A much-delayed report into what went wrong in the run up to the collapse of HBOS will be published today, once more heaping severe criticism on its former bosses and putting pressure on regulators for their handling of the inquiry.
But reports suggest it is now too late to fine any former executives deemed responsible for the lender's demise and subsequent taxpayer bailout, leaving authorities powerless to levy penalties.
The Financial Conduct Authority (FCA) and Prudential Regulation Authority (PRA) will publish the 500-page report, which has been delayed by more than a year due to lengthy legal wrangling, with a separate 100-page document due alongside it by Andrew Green QC looking at why only one former HBOS executive, Peter Cummings, was formally investigated and fined.
It is thought that regulators may look to ban ex-HBOS chief executives Andy Hornby and James Crosby, as well as past chairman Lord Stevenson, from working in financial services - the only sanction available as fines are no longer seen as possible, because the report has taken more than six years to produce.
Past City watchdog, the Financial Services Authority (FSA), is also likely to come under harsh criticism for its supervision of the bank in the lead-up to its failure.
Auditors KPMG may also come under fire amid speculation the report will reveal HBOS directors leant on the firm to sign off lower bad loan write-offs in 2008 to ease concerns about its finances.
This could see former KPMG chairman John Griffith-Jones come under fresh scrutiny, given his current role chairing the FCA.
HBOS, which was formed from the merger of Halifax and Bank of Scotland in 2001, expanded too rapidly and lent recklessly before the credit crunch and financial crisis struck.
It agreed to a rescue takeover by Lloyds in September 2008, but the enlarged bank needed a £20.5 billion taxpayer bailout just weeks later.
A damning report by the Parliamentary Commission on Banking Standards in April 2013 accused the trio of bankers who ran HBOS in the run-up to its dramatic collapse of a "colossal failure of management".
Their ''toxic'' misjudgments led to the bank's downfall at the height of the financial crisis, the influential commission of MPs and peers found.
Mr Crosby was stripped of his knighthood at his own request following the report, which said he was the "architect of the strategy that set the course for disaster".
He also gave up 30% of his £580,000-a-year pension and stood down from roles at catering giant Compass and private equity firm Bridgepoint.

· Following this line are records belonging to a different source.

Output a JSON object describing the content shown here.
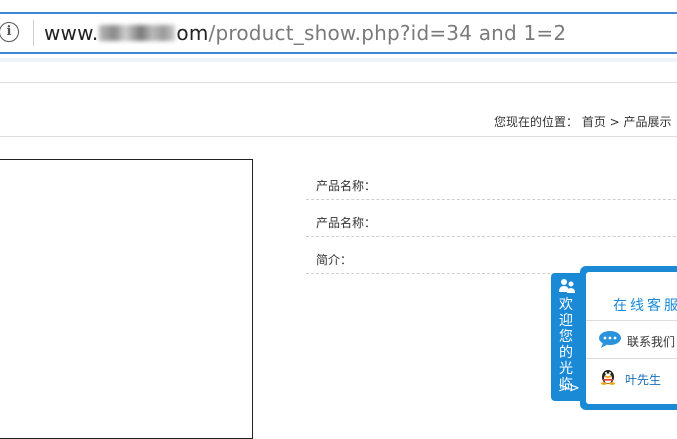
{
  "browser": {
    "url_prefix": "www.",
    "url_tail": "om",
    "url_path": "/product_show.php?id=34 and 1=2"
  },
  "breadcrumb": {
    "text": "您现在的位置： 首页 > 产品展示"
  },
  "product": {
    "fields": [
      {
        "label": "产品名称："
      },
      {
        "label": "产品名称："
      },
      {
        "label": "简介："
      }
    ]
  },
  "float_widget": {
    "tab_text": "欢迎您的光临",
    "arrows": ">>",
    "title": "在线客服",
    "contact_label": "联系我们",
    "agent_name": "叶先生"
  },
  "colors": {
    "accent": "#1b8ad6",
    "address_border": "#3f86d7"
  },
  "icons": [
    "info-icon",
    "people-icon",
    "chat-bubble-icon",
    "qq-penguin-icon"
  ]
}
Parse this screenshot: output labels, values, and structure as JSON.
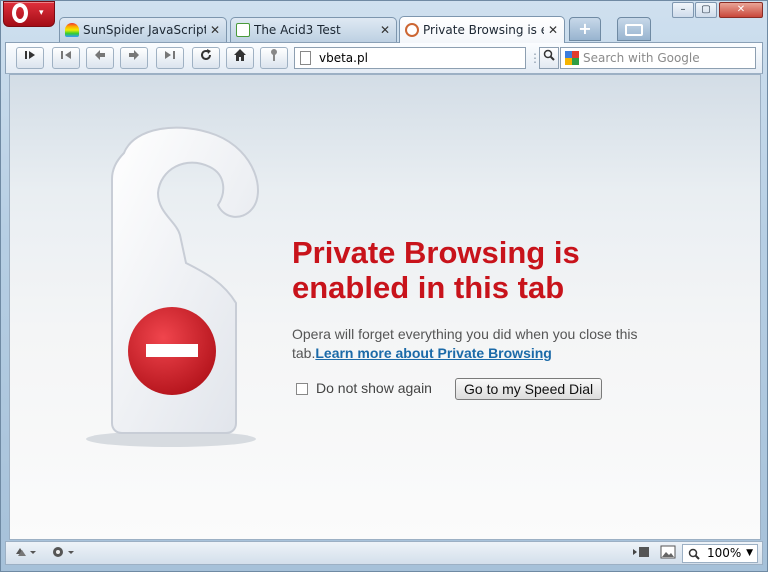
{
  "window": {
    "min": "–",
    "max": "▢",
    "close": "✕"
  },
  "tabs": [
    {
      "title": "SunSpider JavaScript ...",
      "icon": "rainbow-icon",
      "close": "✕"
    },
    {
      "title": "The Acid3 Test",
      "icon": "document-icon",
      "close": "✕"
    },
    {
      "title": "Private Browsing is e...",
      "icon": "private-browsing-icon",
      "close": "✕"
    }
  ],
  "new_tab": "+",
  "toolbar": {
    "address": "vbeta.pl",
    "search_placeholder": "Search with Google",
    "grip": "⋮"
  },
  "page": {
    "heading": "Private Browsing is enabled in this tab",
    "description": "Opera will forget everything you did when you close this tab.",
    "learn_more": "Learn more about Private Browsing",
    "checkbox_label": "Do not show again",
    "speed_dial_button": "Go to my Speed Dial"
  },
  "status": {
    "zoom": "100%"
  },
  "colors": {
    "heading": "#c8131b",
    "link": "#1b6aa8",
    "accent": "#c11a22"
  }
}
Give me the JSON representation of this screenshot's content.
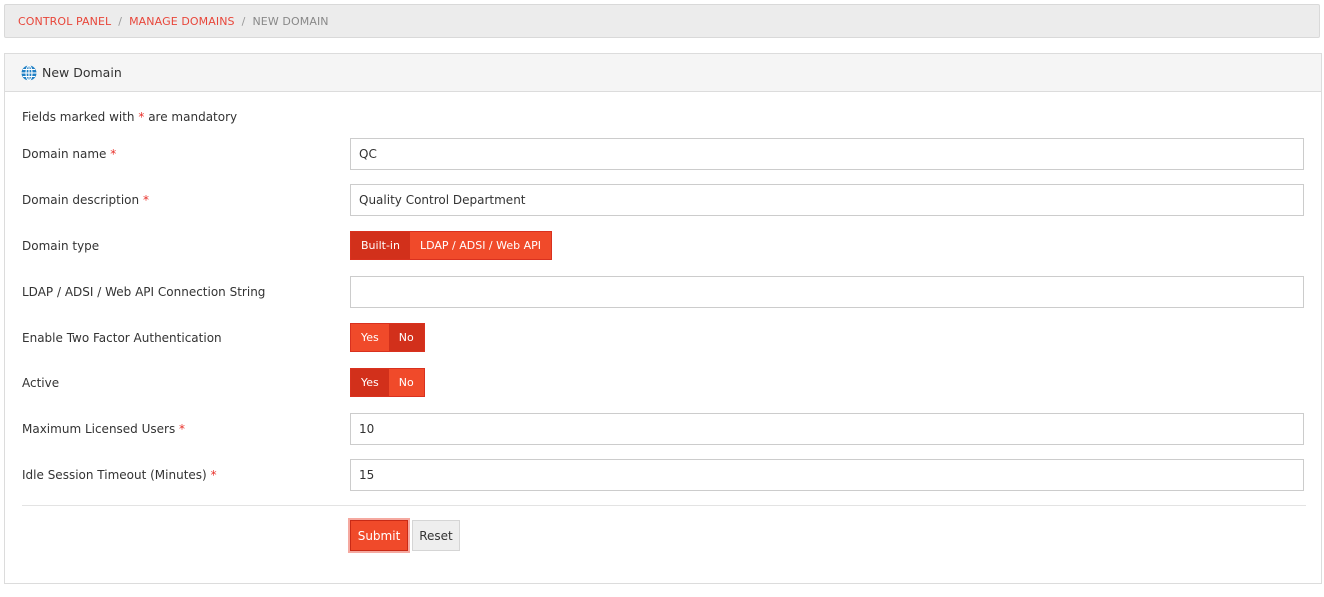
{
  "breadcrumb": {
    "items": [
      "CONTROL PANEL",
      "MANAGE DOMAINS"
    ],
    "separator": "/",
    "current": "NEW DOMAIN"
  },
  "panel": {
    "title": "New Domain",
    "icon": "globe-icon"
  },
  "form": {
    "mandatory_note_prefix": "Fields marked with",
    "mandatory_star": "*",
    "mandatory_note_suffix": "are mandatory",
    "domain_name": {
      "label": "Domain name",
      "required": "*",
      "value": "QC"
    },
    "domain_description": {
      "label": "Domain description",
      "required": "*",
      "value": "Quality Control Department"
    },
    "domain_type": {
      "label": "Domain type",
      "options": [
        "Built-in",
        "LDAP / ADSI / Web API"
      ],
      "selected": "Built-in"
    },
    "connection_string": {
      "label": "LDAP / ADSI / Web API Connection String",
      "value": ""
    },
    "two_factor": {
      "label": "Enable Two Factor Authentication",
      "options": [
        "Yes",
        "No"
      ],
      "selected": "No"
    },
    "active": {
      "label": "Active",
      "options": [
        "Yes",
        "No"
      ],
      "selected": "Yes"
    },
    "max_users": {
      "label": "Maximum Licensed Users",
      "required": "*",
      "value": "10"
    },
    "idle_timeout": {
      "label": "Idle Session Timeout (Minutes)",
      "required": "*",
      "value": "15"
    },
    "submit_label": "Submit",
    "reset_label": "Reset"
  },
  "colors": {
    "accent": "#f04a2a",
    "accent_selected": "#d2301b",
    "link": "#e8463a"
  }
}
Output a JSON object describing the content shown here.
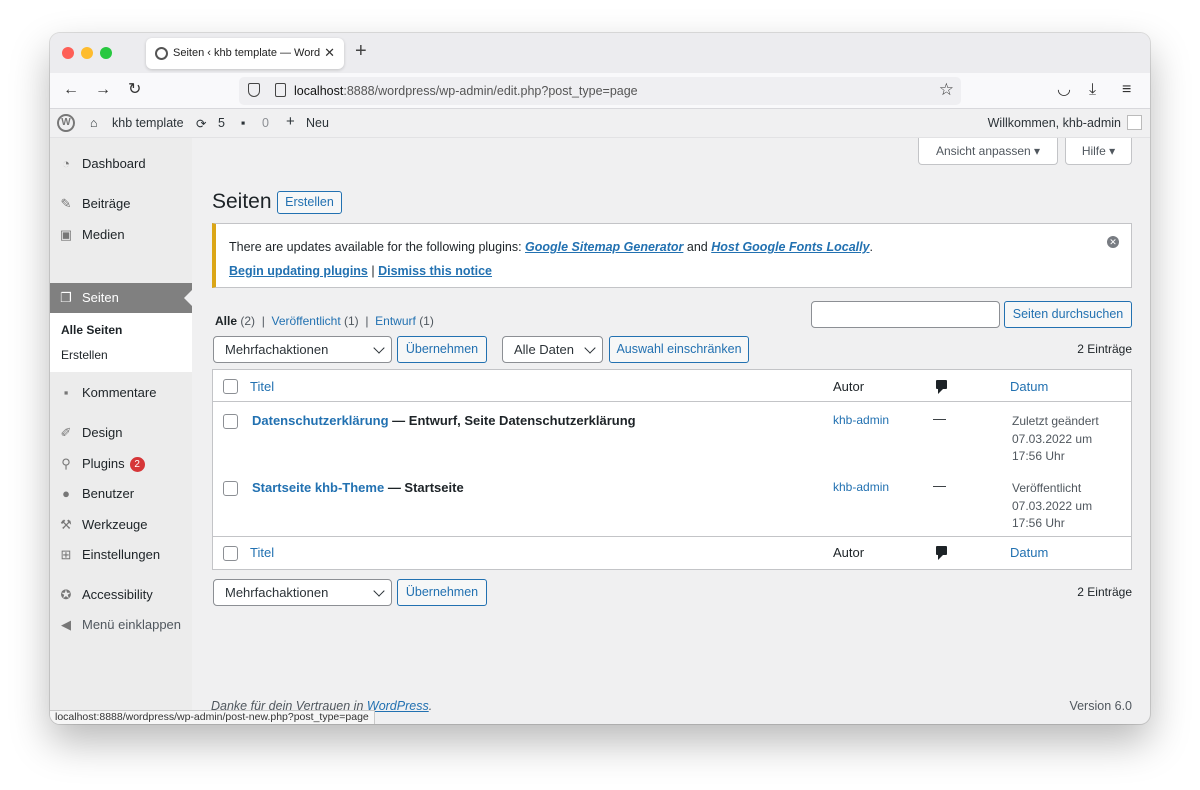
{
  "browser": {
    "tab_title": "Seiten ‹ khb template — WordPress",
    "tab_close": "✕",
    "new_tab": "+",
    "url_host": "localhost",
    "url_rest": ":8888/wordpress/wp-admin/edit.php?post_type=page",
    "status_url": "localhost:8888/wordpress/wp-admin/post-new.php?post_type=page"
  },
  "adminbar": {
    "site_name": "khb template",
    "updates_count": "5",
    "comments_count": "0",
    "new_label": "Neu",
    "greeting": "Willkommen, khb-admin"
  },
  "sidebar": {
    "items": [
      {
        "label": "Dashboard",
        "icon": "dashboard-icon"
      },
      {
        "label": "Beiträge",
        "icon": "pin-icon"
      },
      {
        "label": "Medien",
        "icon": "media-icon"
      },
      {
        "label": "Seiten",
        "icon": "pages-icon"
      },
      {
        "label": "Kommentare",
        "icon": "comment-icon"
      },
      {
        "label": "Design",
        "icon": "brush-icon"
      },
      {
        "label": "Plugins",
        "icon": "plugin-icon",
        "badge": "2"
      },
      {
        "label": "Benutzer",
        "icon": "user-icon"
      },
      {
        "label": "Werkzeuge",
        "icon": "wrench-icon"
      },
      {
        "label": "Einstellungen",
        "icon": "settings-icon"
      },
      {
        "label": "Accessibility",
        "icon": "accessibility-icon"
      },
      {
        "label": "Menü einklappen",
        "icon": "collapse-icon"
      }
    ],
    "submenu": [
      "Alle Seiten",
      "Erstellen"
    ]
  },
  "header": {
    "title": "Seiten",
    "create_button": "Erstellen",
    "screen_options": "Ansicht anpassen",
    "help": "Hilfe"
  },
  "notice": {
    "text_before": "There are updates available for the following plugins: ",
    "plugin1": "Google Sitemap Generator",
    "and": " and ",
    "plugin2": "Host Google Fonts Locally",
    "period": ".",
    "begin_link": "Begin updating plugins",
    "separator": " | ",
    "dismiss_link": "Dismiss this notice"
  },
  "filters": {
    "all": "Alle",
    "all_count": "(2)",
    "published": "Veröffentlicht",
    "published_count": "(1)",
    "draft": "Entwurf",
    "draft_count": "(1)",
    "sep": "|"
  },
  "search": {
    "button": "Seiten durchsuchen",
    "value": ""
  },
  "bulk": {
    "select_value": "Mehrfachaktionen",
    "apply": "Übernehmen",
    "date_select": "Alle Daten",
    "filter_button": "Auswahl einschränken",
    "count": "2 Einträge"
  },
  "table": {
    "columns": {
      "title": "Titel",
      "author": "Autor",
      "date": "Datum"
    },
    "rows": [
      {
        "title": "Datenschutzerklärung",
        "state": " — Entwurf, Seite Datenschutzerklärung",
        "author": "khb-admin",
        "comments": "—",
        "date_status": "Zuletzt geändert",
        "date_day": "07.03.2022 um",
        "date_time": "17:56 Uhr"
      },
      {
        "title": "Startseite khb-Theme",
        "state": " — Startseite",
        "author": "khb-admin",
        "comments": "—",
        "date_status": "Veröffentlicht",
        "date_day": "07.03.2022 um",
        "date_time": "17:56 Uhr"
      }
    ]
  },
  "footer": {
    "thanks_before": "Danke für dein Vertrauen in ",
    "thanks_link": "WordPress",
    "thanks_after": ".",
    "version": "Version 6.0"
  }
}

But Mr Cummings - who ran the commercial arm at HBOS - is the only former director at the bank to have been penalised by the FSA, after being fined £500,000 and banned for life from working in the City.
Mr Hornby is now chief operating officer of Gala Coral - which is being taken over by rival Ladbrokes to create a £2.3 billion gambling giant - which has been supportive of him and is once again expected to back its senior executive after the latest report.